Weak convergence of stochastic integrals
Xavier Bardina, Salim Boukfal
TL;DR
This paper addresses the weak convergence of multiparameter stochastic integrals driven by a Brownian sheet, showing that $X_n(t)=\int_{[0,t]} f_n(u)\theta_n(u)\,du$ converges in law in $\mathcal{C}([0,T])$ to $X(t)=\int_{[0,t]} f(u)W(du)$ when $\theta_n$ approximate the Brownian sheet $W$ and $f_n\to f$ in $L^{2q}([0,T])$ for some $q>1$ and $m>2q$ controlling increments. The proof uses tightness via a Bickel–Wichura criterion and finite‑dimensional convergence by showing $J^n(g)\to J(g)$ for simple $g$ and extending by density.

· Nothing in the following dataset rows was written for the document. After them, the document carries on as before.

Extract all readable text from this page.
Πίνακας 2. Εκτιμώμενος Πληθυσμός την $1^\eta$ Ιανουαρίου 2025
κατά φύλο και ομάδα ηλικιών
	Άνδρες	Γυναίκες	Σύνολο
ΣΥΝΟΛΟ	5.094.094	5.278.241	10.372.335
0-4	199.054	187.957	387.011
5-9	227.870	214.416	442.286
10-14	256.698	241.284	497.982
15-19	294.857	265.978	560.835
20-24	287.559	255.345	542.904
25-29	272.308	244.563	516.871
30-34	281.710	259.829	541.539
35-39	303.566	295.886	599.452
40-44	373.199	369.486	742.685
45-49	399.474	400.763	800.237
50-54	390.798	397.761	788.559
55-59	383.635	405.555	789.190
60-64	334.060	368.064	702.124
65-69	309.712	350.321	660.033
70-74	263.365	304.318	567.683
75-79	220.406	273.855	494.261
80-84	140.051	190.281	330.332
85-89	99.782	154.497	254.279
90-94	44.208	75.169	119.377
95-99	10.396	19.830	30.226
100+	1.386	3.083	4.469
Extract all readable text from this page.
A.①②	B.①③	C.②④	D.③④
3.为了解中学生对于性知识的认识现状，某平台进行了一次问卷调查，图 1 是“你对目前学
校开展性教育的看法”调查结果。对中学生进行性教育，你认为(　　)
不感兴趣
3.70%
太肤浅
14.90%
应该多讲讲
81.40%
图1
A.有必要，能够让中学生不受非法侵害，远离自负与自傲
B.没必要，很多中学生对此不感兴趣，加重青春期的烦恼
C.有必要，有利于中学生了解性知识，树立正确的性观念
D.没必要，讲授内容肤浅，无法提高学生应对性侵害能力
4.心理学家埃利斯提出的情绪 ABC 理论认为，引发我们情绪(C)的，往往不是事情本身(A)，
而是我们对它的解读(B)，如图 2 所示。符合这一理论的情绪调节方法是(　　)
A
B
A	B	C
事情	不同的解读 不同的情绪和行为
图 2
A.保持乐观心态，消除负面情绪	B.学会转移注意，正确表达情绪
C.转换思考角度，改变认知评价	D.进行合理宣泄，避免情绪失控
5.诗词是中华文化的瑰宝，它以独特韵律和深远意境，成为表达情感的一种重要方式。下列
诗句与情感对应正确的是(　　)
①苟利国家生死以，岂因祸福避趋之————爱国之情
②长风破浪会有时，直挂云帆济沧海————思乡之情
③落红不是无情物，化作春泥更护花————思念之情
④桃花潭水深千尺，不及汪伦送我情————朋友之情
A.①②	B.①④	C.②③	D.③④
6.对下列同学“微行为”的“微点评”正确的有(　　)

The paper then verifies the key increment‑moment condition for two concrete kernels, the Donsker and Kac‑Stroock kernels, providing explicit multiparameter approximations to $\int f(u)W(du)$. Overall, it extends known one‑parameter results to multiparameter stochastic integrals and offers practical schemes for simulating Brownian‑sheet driven phenomena.
Abstract
In this paper we provide sufficient conditions for sequences of stochastic processes of the form $\int_{[0,t]} f_n(u) θ_n(u) du$, to weakly converge, in the space of continuous functions over a closed interval, to integrals with respect to the Brownian motion, $\int_{[0,t]} f(u)W(du)$, where $\{f_n\}_n$ is a sequence satisfying some integrability conditions converging to $f$ and $\{θ_n\}_n$ is a sequence of stochastic processes whose integrals $\int_{[0,t]}θ_n(u)du$ converge in law to the Brownian motion (in the sense of the finite dimensional distribution convergence), in the multidimensional parameter set case.